Anyway, one of the optional programming assignments was to decode the following message:

"Esp qtcde nzyqpcpynp zy esp ezatn zq Lcetqtntlw Tyepwwtrpynp hld spwo le Olcexzfes Nzwwprp ty estd jplc."

The message is encoded using a Caesar Cipher - a very simple shift cipher, where each letter is substituted for another a fixed number of positions down the alphabet. Those of you old enough to remember Usenet may have encountered rot13, which is an example of a Caesar cipher.

The key to solving this problem is probabilistic analysis of the text. My first, rather naive approach based on intuition rather a strict application of probability theory was simply to analyse the text with the assumption that the most frequent letter in English is 'e'. Using AI jargon, we could say I used a probabilistic unigram letter model.

Anyway, I thought it was a great opportunity to practice my freshly minted Haskell skills, and to my surprise this naive approach actually worked!

Blogger does a lousy job of inlining code so I have hosted the code here on ideone.com, an awesome site that not only displays code with syntax highlighting, it can even take input, run the code and display the output. Thanks to Maxim on aiqus for improving my Haskell code.

Flush with my success, I tried a more sophisticated approach.
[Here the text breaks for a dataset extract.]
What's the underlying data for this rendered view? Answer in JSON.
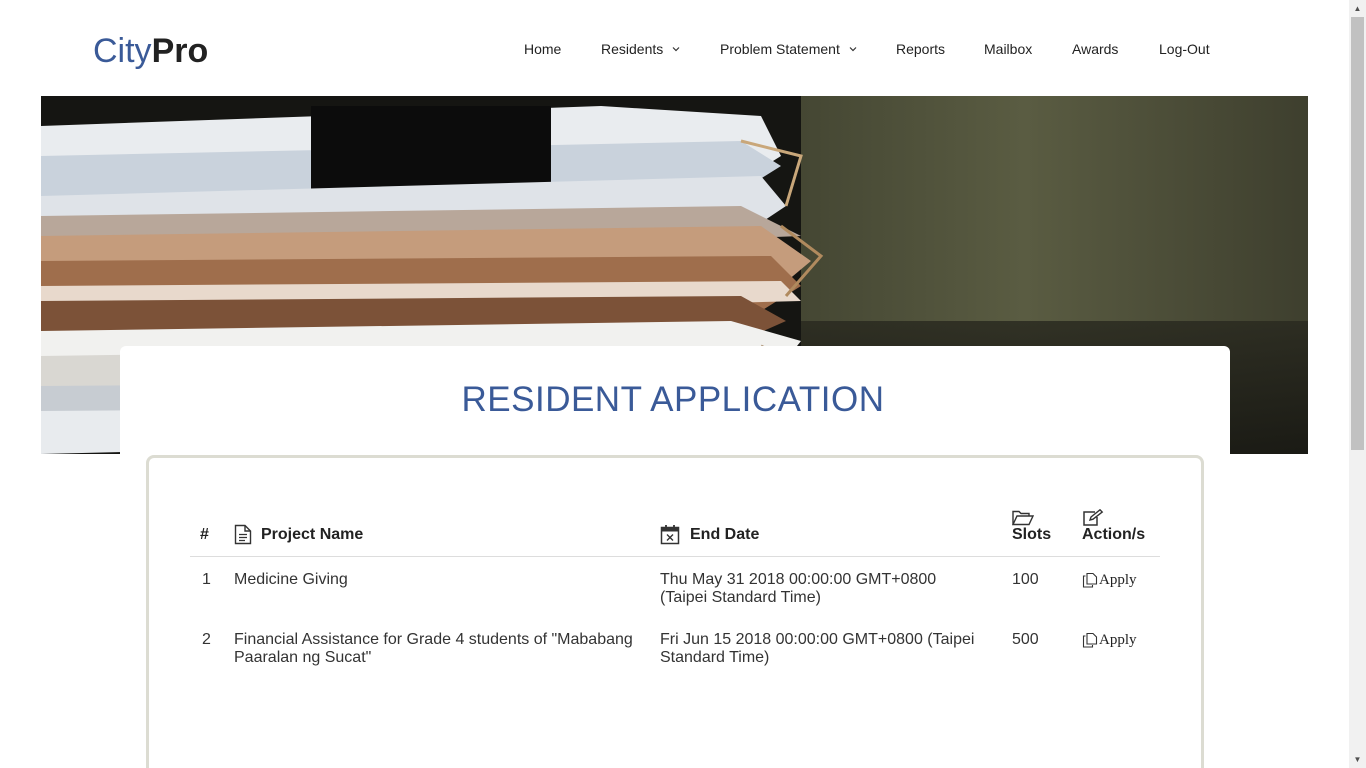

This time I would use a trigram letter model, which are basically sequences of three adjacent letters- for example, one of the most common letter trigrams in English is 'THE". The approach was to generate all 26 possible decoding of the string, and score each one based on the trigram probabilities, choosing the one with the highest score as the most likely candidate. A few tricks that I learned in AI class were employed here - I used Laplace Smoothing to ensure that unlikely trigrams that I didn't have scores for would not invalidate my probability score due to multiplying by zero.  I also used the log of the probabilities so I could simply sum them and didn't have to deal with ridiculously small numbers.
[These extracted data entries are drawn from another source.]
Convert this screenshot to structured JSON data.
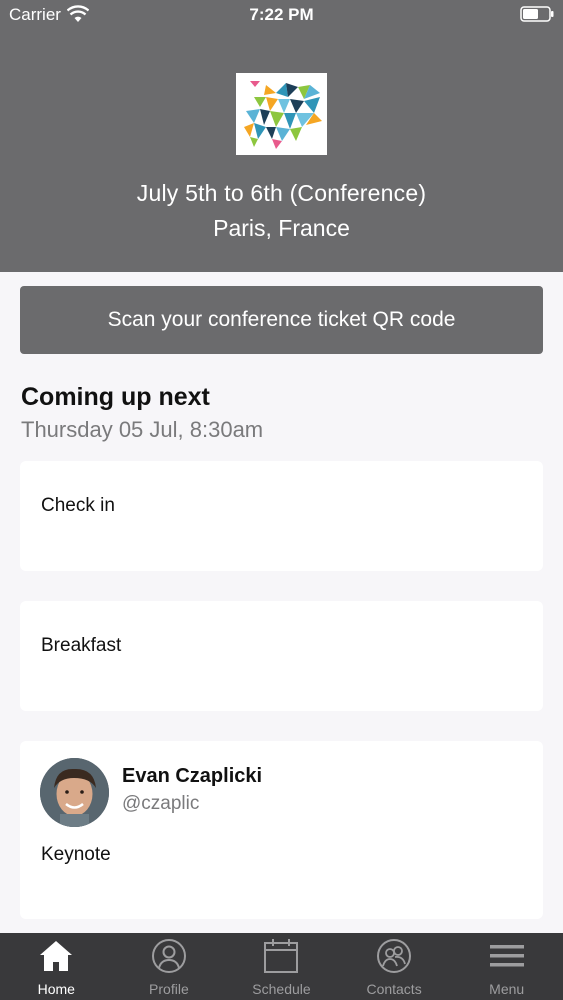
{
  "status_bar": {
    "carrier": "Carrier",
    "time": "7:22 PM"
  },
  "event": {
    "dates": "July 5th to 6th (Conference)",
    "location": "Paris, France"
  },
  "scan": {
    "label": "Scan your conference ticket QR code"
  },
  "upcoming": {
    "title": "Coming up next",
    "datetime": "Thursday 05 Jul, 8:30am",
    "items": [
      {
        "label": "Check in"
      },
      {
        "label": "Breakfast"
      },
      {
        "label": "Keynote",
        "speaker_name": "Evan Czaplicki",
        "speaker_handle": "@czaplic"
      }
    ]
  },
  "tabs": [
    {
      "label": "Home",
      "icon": "home-icon",
      "active": true
    },
    {
      "label": "Profile",
      "icon": "profile-icon",
      "active": false
    },
    {
      "label": "Schedule",
      "icon": "calendar-icon",
      "active": false
    },
    {
      "label": "Contacts",
      "icon": "contacts-icon",
      "active": false
    },
    {
      "label": "Menu",
      "icon": "menu-icon",
      "active": false
    }
  ],
  "colors": {
    "header_bg": "#6b6b6d",
    "tab_bar_bg": "#39393b",
    "page_bg": "#f7f6f9"
  }
}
The source code, along with the trigram input data and output can be found here on here on oneide.com.
I have copied the output below

Caesar Cypher Solver (ai-class)

encoded message:
Esp qtcde nzyqpcpynp zy esp ezatn zq Lcetqtntlw Tyepwwtrpynp hld spwo le Olcexzfes Nzwwprp ty estd jplc.
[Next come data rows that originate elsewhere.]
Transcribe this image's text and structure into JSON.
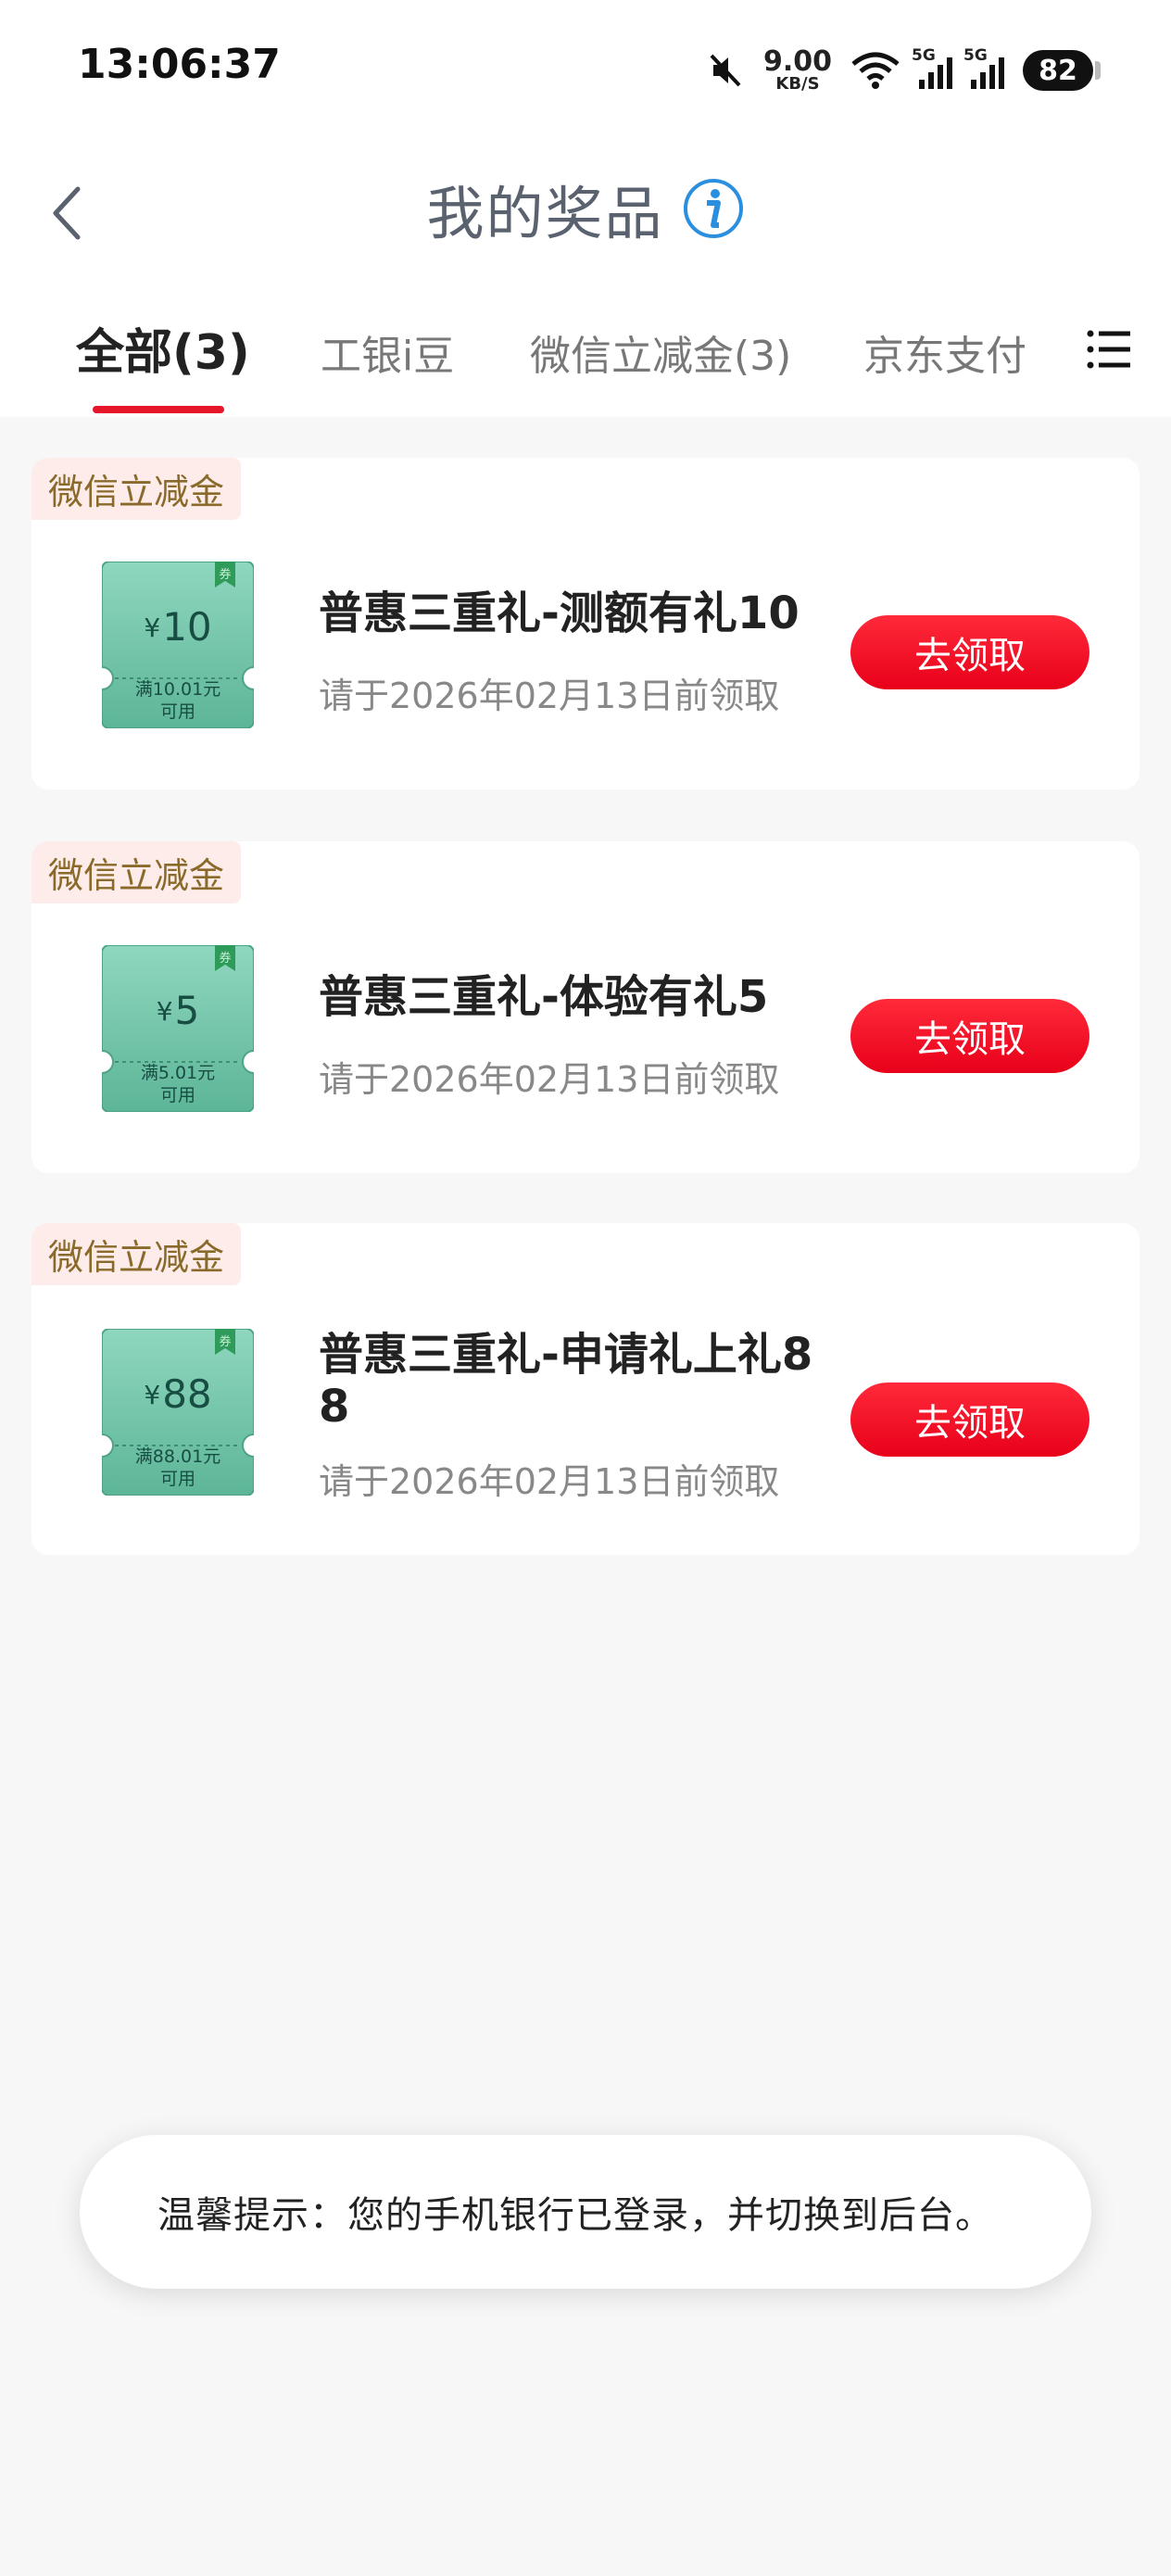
{
  "status_bar": {
    "time": "13:06:37",
    "net_speed_value": "9.00",
    "net_speed_unit": "KB/S",
    "signal1_label": "5G",
    "signal2_label": "5G",
    "battery": "82"
  },
  "header": {
    "title": "我的奖品"
  },
  "tabs": [
    {
      "label": "全部(3)",
      "active": true
    },
    {
      "label": "工银i豆"
    },
    {
      "label": "微信立减金(3)"
    },
    {
      "label": "京东支付"
    }
  ],
  "prizes": [
    {
      "tag": "微信立减金",
      "yen": "¥",
      "amount": "10",
      "cond_line1": "满10.01元",
      "cond_line2": "可用",
      "name": "普惠三重礼-测额有礼10",
      "deadline": "请于2026年02月13日前领取",
      "button": "去领取"
    },
    {
      "tag": "微信立减金",
      "yen": "¥",
      "amount": "5",
      "cond_line1": "满5.01元",
      "cond_line2": "可用",
      "name": "普惠三重礼-体验有礼5",
      "deadline": "请于2026年02月13日前领取",
      "button": "去领取"
    },
    {
      "tag": "微信立减金",
      "yen": "¥",
      "amount": "88",
      "cond_line1": "满88.01元",
      "cond_line2": "可用",
      "name": "普惠三重礼-申请礼上礼88",
      "deadline": "请于2026年02月13日前领取",
      "button": "去领取"
    }
  ],
  "toast": {
    "text": "温馨提示：您的手机银行已登录，并切换到后台。"
  },
  "colors": {
    "accent_red": "#e5162a",
    "coupon_green": "#6cc3a8",
    "tag_bg": "#fdecea"
  }
}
The top 3 candidates based on trigram letter probabilities for english language
The first conference on the topic of Artificial Intelligence was held at Dartmouth College in this year.
score: -742.9796021883617

Nby zclmn wihzylyhwy ih nby nijcw iz Ulnczcwcuf Chnyffcayhwy qum byfx un Xulngionb Wiffyay ch nbcm syul.
score: -913.8004146160043

Esp qtcde nzyqpcpynp zy esp ezatn zq Lcetqtntlw Tyepwwtrpynp hld spwo le Olcexzfes Nzwwprp ty estd jplc.
score: -921.9751546970537

I would appreciate any comments on my Haskell code, I'm a bit of a novice...  and any other feedback would be greatly appreciated.